Pneumatic Compression Pumps for Treatment of Lymphedema and Venous Ulcers - "Notification" Reference added. Title changed to Pneumatic Compression Pumps for Treatment of Lymphedema and Venous Ulcers. Statement on two-phase pumps deleted. Statement added that use of lymphedema pumps to treat the trunk or chest in patients with lymphedema limited to the upper and/or lower limbs is considered investigational. Statement added that use of lymphedema pumps to treat venous ulcers is considered investigational. Medical Director review. Notification given 11/27/12. Policy effective 2/26/13.
Pulmonary Hypertension, Drug Management - "Notification" Under "When Not Covered" section added: "Use of other advanced therapies for the pharmacologic treatment of pulmonary arterial hypertension (PAH/WHO Group 1), including but not limited to imatinib and simvistatin, is considered investigational." Notification given 11/27/12 for effective date 2/26/13.
Radiofrequency Ablation of Miscellaneous Solid Tumors Excluding Liver Tumors - "Notification" Reference added. Information on thyroid tumors added to Description section. Thyroid tumors added to non covered indications. Policy Guidelines updated. Medical Director review. Notification given 11/27/12. Policy effective 2/26/13.
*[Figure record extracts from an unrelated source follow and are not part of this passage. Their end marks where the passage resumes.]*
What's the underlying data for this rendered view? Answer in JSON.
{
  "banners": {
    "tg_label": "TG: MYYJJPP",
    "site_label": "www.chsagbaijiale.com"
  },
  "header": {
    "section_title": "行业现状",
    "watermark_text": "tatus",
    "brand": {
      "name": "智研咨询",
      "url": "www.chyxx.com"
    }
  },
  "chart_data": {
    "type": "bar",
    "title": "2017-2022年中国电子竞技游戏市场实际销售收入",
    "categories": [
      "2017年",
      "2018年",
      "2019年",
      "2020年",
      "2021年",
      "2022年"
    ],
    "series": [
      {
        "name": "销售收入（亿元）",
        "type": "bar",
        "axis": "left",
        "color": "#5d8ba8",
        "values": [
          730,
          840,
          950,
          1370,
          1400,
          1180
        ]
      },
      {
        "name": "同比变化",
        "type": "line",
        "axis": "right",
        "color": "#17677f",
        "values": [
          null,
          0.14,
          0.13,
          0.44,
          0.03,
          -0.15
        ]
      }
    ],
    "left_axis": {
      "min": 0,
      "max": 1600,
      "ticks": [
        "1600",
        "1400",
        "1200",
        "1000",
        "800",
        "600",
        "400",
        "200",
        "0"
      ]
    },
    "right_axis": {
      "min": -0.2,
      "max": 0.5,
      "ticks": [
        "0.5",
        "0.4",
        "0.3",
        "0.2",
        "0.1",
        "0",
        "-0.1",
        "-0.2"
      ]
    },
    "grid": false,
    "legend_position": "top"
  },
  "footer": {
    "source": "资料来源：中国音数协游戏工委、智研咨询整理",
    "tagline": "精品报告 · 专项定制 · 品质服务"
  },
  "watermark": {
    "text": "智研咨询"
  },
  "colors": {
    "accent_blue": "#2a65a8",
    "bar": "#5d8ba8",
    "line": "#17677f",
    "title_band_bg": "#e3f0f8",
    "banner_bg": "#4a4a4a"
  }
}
Sacroiliac Joint Fusion - "Notification" New policy. "Sacroiliac joint fusion procedures may be considered medically necessary for any of the following indications: as an adjunct to sacrectomy or partial sacrectomy related to tumors involving the sacrum; or as an adjunct to the medical treatment of sacroiliac joint infection/sepsis; or severe traumatic injuries associated with pelvic ring fracture; or when multisegment spinal constructs extend to the sacrum/ilium, for covered lumbar spine fusion procedures (See medical policy, 'Lumbar Spine Fusion Surgery')." "When none of the above indications are present, the procedure is considered not medically necessary. Sacroiliac joint fusion surgery is considered investigational for the treatment of mechanical low back pain when the sacroiliac joint is the suspected cause." Senior Medical Director review 10/28/2012. Notification given 11/27/12. Policy effective 2/26/13.
Ultrasound Accelerated Fracture Healing Device - "Notification" Revised following statement in the "When not Covered" section: "Other applications of low intensity ultrasound treatment are investigational, including but not limited to, congenital pseudoarthroses, open fractures, arthrodeses, or stress fractures." Policy Guidelines updated. Medical Director review 11/2012. Policy noticed 11/27/12 for effective date 2/26/2013.